Keinginan untuk pemisahan itu, karena suatu komunitas membangun dan memobilisasi kelompok masyarakat berdasarkan kesamaan identitas ras, agama, kultur, bahasa, solidaritas sebagai korban ketidakadilan [bahkan penindasan] sosial-politik-ekonomi. Dan, jika semuanya itu dijadikan perekat dan alat perjuangan, maka melahirkan konflik besar dan meluas.
Konflik itu meluas karena mereka yang mempunyai kesamaan SARA, walaupun berada di luar wilayah konflik, mau tidak mau, akan ikut berjuang, namun secara diam-diam. Itu terjadi karena adanya identitas fundamental yang menyatukan mereka sebagai kelompok yang tertindas, tersisih, dan diperangi, korban kekerasan, dan ketidakadilan; serta suatu kesamaan panggilan yaitu kewajiban untuk membela dan melindungi komunitas.

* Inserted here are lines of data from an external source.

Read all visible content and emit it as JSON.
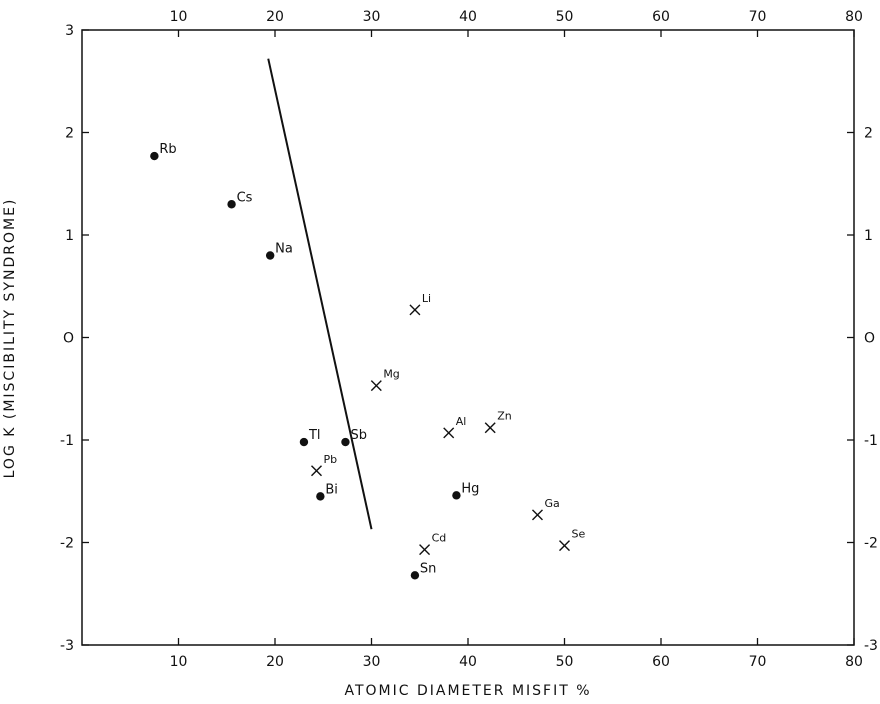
{
  "chart_data": {
    "type": "scatter",
    "title": "",
    "xlabel": "ATOMIC DIAMETER MISFIT %",
    "ylabel": "LOG K (MISCIBILITY SYNDROME)",
    "xlim": [
      0,
      80
    ],
    "ylim": [
      -3,
      3
    ],
    "x_ticks": [
      10,
      20,
      30,
      40,
      50,
      60,
      70,
      80
    ],
    "x_tick_labels": [
      "10",
      "20",
      "30",
      "40",
      "50",
      "60",
      "70",
      "80"
    ],
    "y_ticks": [
      -3,
      -2,
      -1,
      0,
      1,
      2,
      3
    ],
    "y_tick_labels_left": [
      "-3",
      "-2",
      "-1",
      "O",
      "1",
      "2",
      "3"
    ],
    "y_ticks_right": [
      -3,
      -2,
      -1,
      0,
      1,
      2
    ],
    "y_tick_labels_right": [
      "-3",
      "-2",
      "-1",
      "O",
      "1",
      "2"
    ],
    "grid": false,
    "points": [
      {
        "label": "Rb",
        "marker": "dot",
        "x": 7.5,
        "y": 1.77
      },
      {
        "label": "Cs",
        "marker": "dot",
        "x": 15.5,
        "y": 1.3
      },
      {
        "label": "Na",
        "marker": "dot",
        "x": 19.5,
        "y": 0.8
      },
      {
        "label": "Li",
        "marker": "cross",
        "x": 34.5,
        "y": 0.27
      },
      {
        "label": "Mg",
        "marker": "cross",
        "x": 30.5,
        "y": -0.47
      },
      {
        "label": "Tl",
        "marker": "dot",
        "x": 23.0,
        "y": -1.02
      },
      {
        "label": "Sb",
        "marker": "dot",
        "x": 27.3,
        "y": -1.02
      },
      {
        "label": "Pb",
        "marker": "cross",
        "x": 24.3,
        "y": -1.3
      },
      {
        "label": "Bi",
        "marker": "dot",
        "x": 24.7,
        "y": -1.55
      },
      {
        "label": "Al",
        "marker": "cross",
        "x": 38.0,
        "y": -0.93
      },
      {
        "label": "Zn",
        "marker": "cross",
        "x": 42.3,
        "y": -0.88
      },
      {
        "label": "Hg",
        "marker": "dot",
        "x": 38.8,
        "y": -1.54
      },
      {
        "label": "Ga",
        "marker": "cross",
        "x": 47.2,
        "y": -1.73
      },
      {
        "label": "Se",
        "marker": "cross",
        "x": 50.0,
        "y": -2.03
      },
      {
        "label": "Cd",
        "marker": "cross",
        "x": 35.5,
        "y": -2.07
      },
      {
        "label": "Sn",
        "marker": "dot",
        "x": 34.5,
        "y": -2.32
      }
    ],
    "boundary_line": [
      {
        "x": 19.3,
        "y": 2.72
      },
      {
        "x": 30.0,
        "y": -1.87
      }
    ]
  }
}
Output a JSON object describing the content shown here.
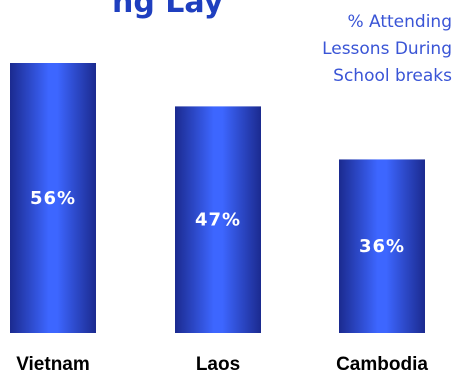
{
  "chart_data": {
    "type": "bar",
    "title": "",
    "title_partial_visible": "ng Lay",
    "categories": [
      "Vietnam",
      "Laos",
      "Cambodia"
    ],
    "values": [
      56,
      47,
      36
    ],
    "value_labels": [
      "56%",
      "47%",
      "36%"
    ],
    "legend_lines": [
      "% Attending",
      "Lessons During",
      "School breaks"
    ],
    "legend_position": "top-right",
    "ylim": [
      0,
      56
    ],
    "grid": false,
    "colors": {
      "bar_edge": "#1b2a8f",
      "bar_mid": "#2f5af0",
      "bar_center": "#4b72ff",
      "title": "#1f3fbf",
      "legend_text": "#3a55d6"
    }
  }
}
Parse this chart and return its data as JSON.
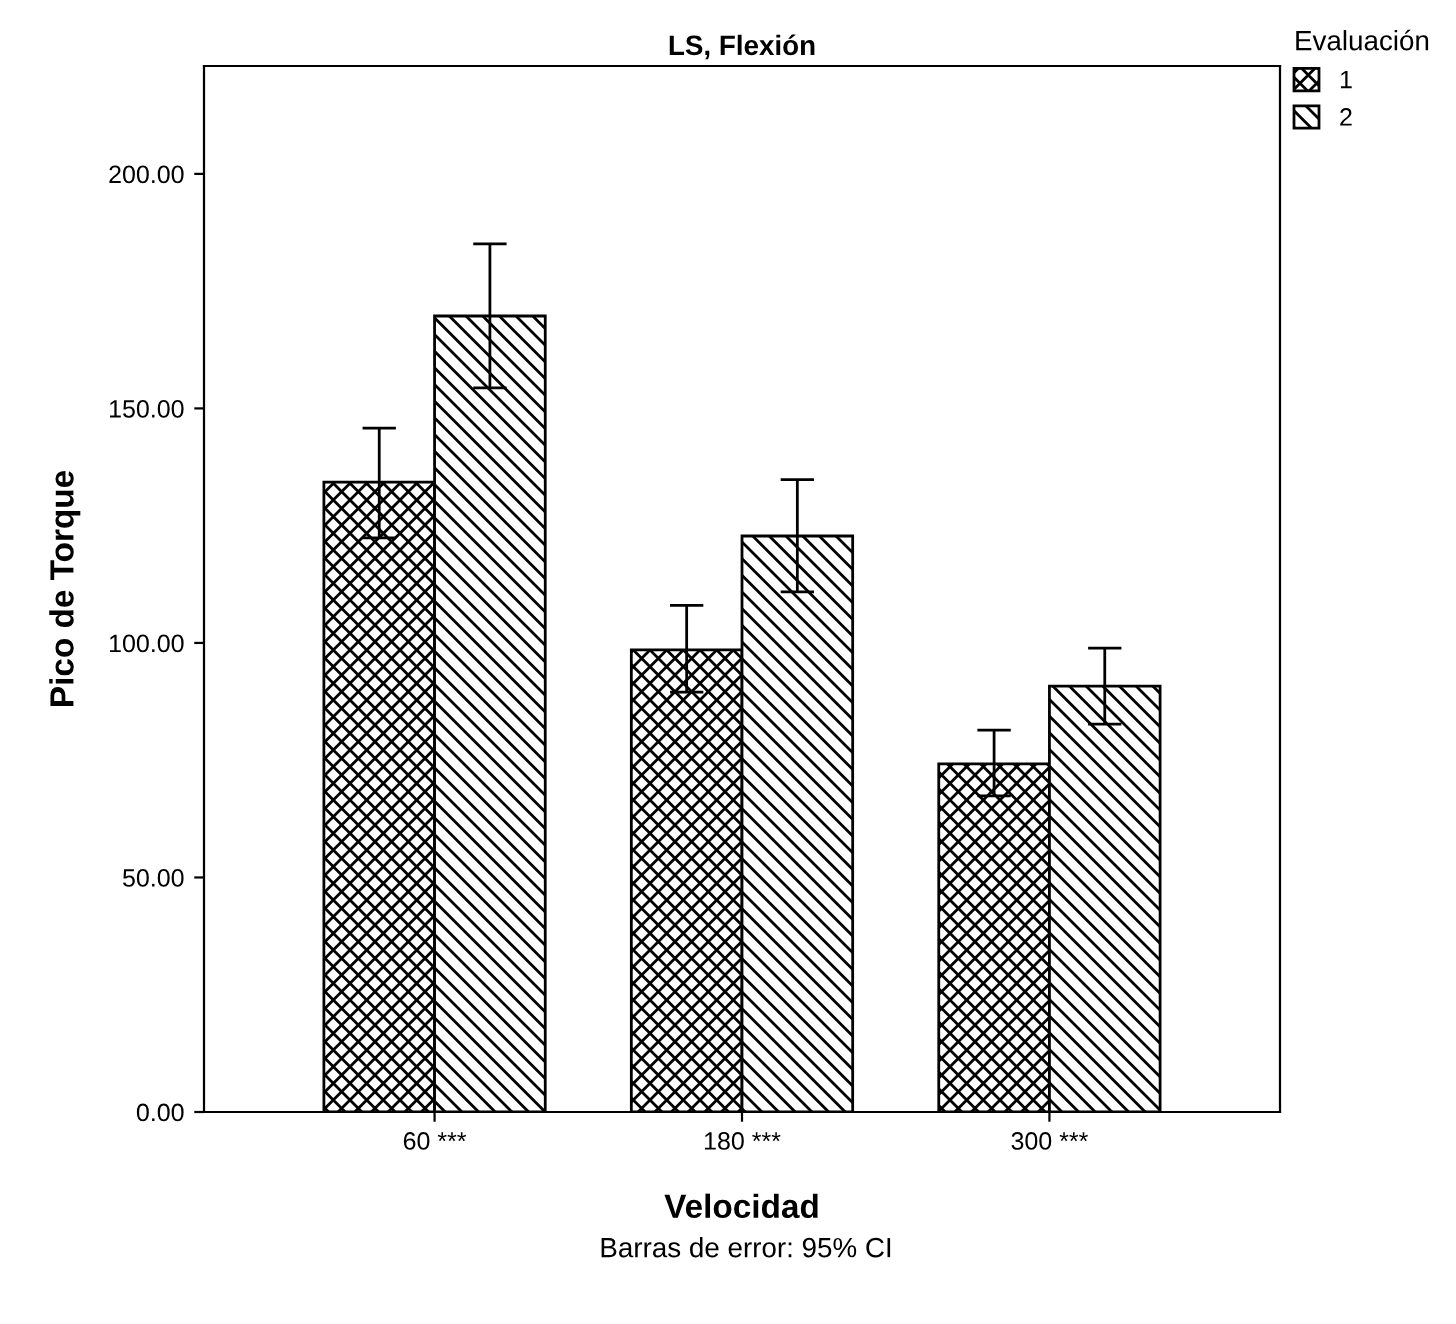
{
  "chart_data": {
    "type": "bar",
    "title": "LS, Flexión",
    "xlabel": "Velocidad",
    "ylabel": "Pico de Torque",
    "legend_title": "Evaluación",
    "categories": [
      "60 ***",
      "180 ***",
      "300 ***"
    ],
    "series": [
      {
        "name": "1",
        "color": "#000000",
        "values": [
          134.3,
          98.5,
          74.2
        ],
        "errors": [
          [
            122.4,
            145.8
          ],
          [
            89.5,
            108.0
          ],
          [
            67.4,
            81.4
          ]
        ]
      },
      {
        "name": "2",
        "color": "#000000",
        "values": [
          169.7,
          122.8,
          90.8
        ],
        "errors": [
          [
            154.4,
            185.1
          ],
          [
            110.9,
            134.8
          ],
          [
            82.7,
            98.9
          ]
        ]
      }
    ],
    "ylim": [
      0,
      223
    ],
    "yticks": [
      {
        "value": 0,
        "label": "0.00"
      },
      {
        "value": 50,
        "label": "50.00"
      },
      {
        "value": 100,
        "label": "100.00"
      },
      {
        "value": 150,
        "label": "150.00"
      },
      {
        "value": 200,
        "label": "200.00"
      }
    ],
    "grid": false,
    "legend": "top right",
    "annotations": [
      "Barras de error: 95% CI"
    ]
  }
}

Pada masa kini, ternyata AGAMA telah terkontaminasi dengan hasil dan unsur kebudayaan, politik, ekspansi kekuasaan, serta kesombongan dan kebanggaan manusia. Akhirnya, pada sikon tertentu, agama menjadi simbol pembeda, dan bukan jalan untuk dilewati manusia agar bertemu dengan Ilahi.
Pada sikon kekinian, khususnya di Indonesia, muncul banyak konflik baru; konflik yang terjadi di dalam wilayah negara [konflik dalam negara], misalnya perang antar suku, gerakan separatis dengan kekerasan, dan lain-lain. Sentimen SARA terjadi secara terang-terang maupun tertutup. Secara terang-terangan berupa, penodaan, pengrusakan, dan penghacuran fasilitas sosial-ekonomi atau pun ibadah milik etnis serta agama-agama. Secara tertutup berupa pengambilan keputusan pada lembaga-lembaga eksekutif, yudikatif, maupun legislatif, bahkan militer dan politik, berdasarkan latar berlakang SARA seseorang; misalnya adanya unsur SARA dalam pemilihan pemimpin, kenaikan pangkat dan jabatan, dan lain-lain.
Sejak lama, di Indonesia, negeri tercinta ini, sentimen SARA mudah meledak menjadi kerusuhan sosial semenjak awal kemerdekaan, masa demokrasi terpimpin, orde lama, orde baru, serta suasana reformasi. Karena adanya sentimen SARA terjadi pelbagai masalah dan kerusuhan sosial; penghancuran fasilitas-fasilitas milik institusi keagamaan dan umat beragama; pengrusakkan aset-aset ekonomi; termasuk produk hukum yang tidak adil kepada golongan minoritas SARA.
Sentimen SARA adalah bahaya laten yang sewaktu-waktu meledak hanya karena sedikit masalah kecil dan sepele. Sentimen SARA juga memungkinkan interaksi antar umat beragama penuh kemunafikan serta ketidakjujuran. Artinya, bisa saja dalam kerangka interaksi sosial-ekonomi-budaya-pendidikan, dan lain-lain, umat beragama menampilkan suasana rukun, saling menerima dan menghormati satu sama lain. Akan tetapi, ketika muncul sedikit salah pengertian dan gesekan-gesekan, adanya provokator dan provokasi, masukan-masukan negatif demi kepentingan politik, dan lain sebagainya, maka hubungan baik antar umat beragama [begitu] cepat berubah menjadi kesatuan kekuatan untuk melawan dan kekerasan.
Dan tidak bisa dibantah oleh siapapun, bahwa sentimen SARA telah menjadi momok atau pribadi yang menakutkan pada sikon dan lingkungan pergaulan sosial, hubungan antar umat agama, pengangkatan dan pemilihan pemimpin negara maupun daerah, kenaikkan pangkat dan jabatan, pengangkatan pegawai, jabatan dan kedudukan organisasi ataupu institusi pendidikan, perilaku kepemimpinan sosial dan masyarakat, kegiatan ekonomi, aktivitas politik, dan lain sebagainya.
Perbedaan SARA bisa juga menjadi kekuatan membangun kebersamaan guna mencapai tujuan keutuhan serta kemajuan umat manusia. Sayangnya, kekuatan itu [pada banyak kasus] hanya difungsikan untuk merusak serta penyingkiran terhadap orang lain; ha-hal tersebut sangat mudah digunakan oleh para pemimpin serta tokoh masyarakat, agama, politik, dalam rangka meraih popularitas. Dengan itu, agaknya, sentimen SARA bisa dijadikan kendaraan untuk mencapai tujuan kekuasaan.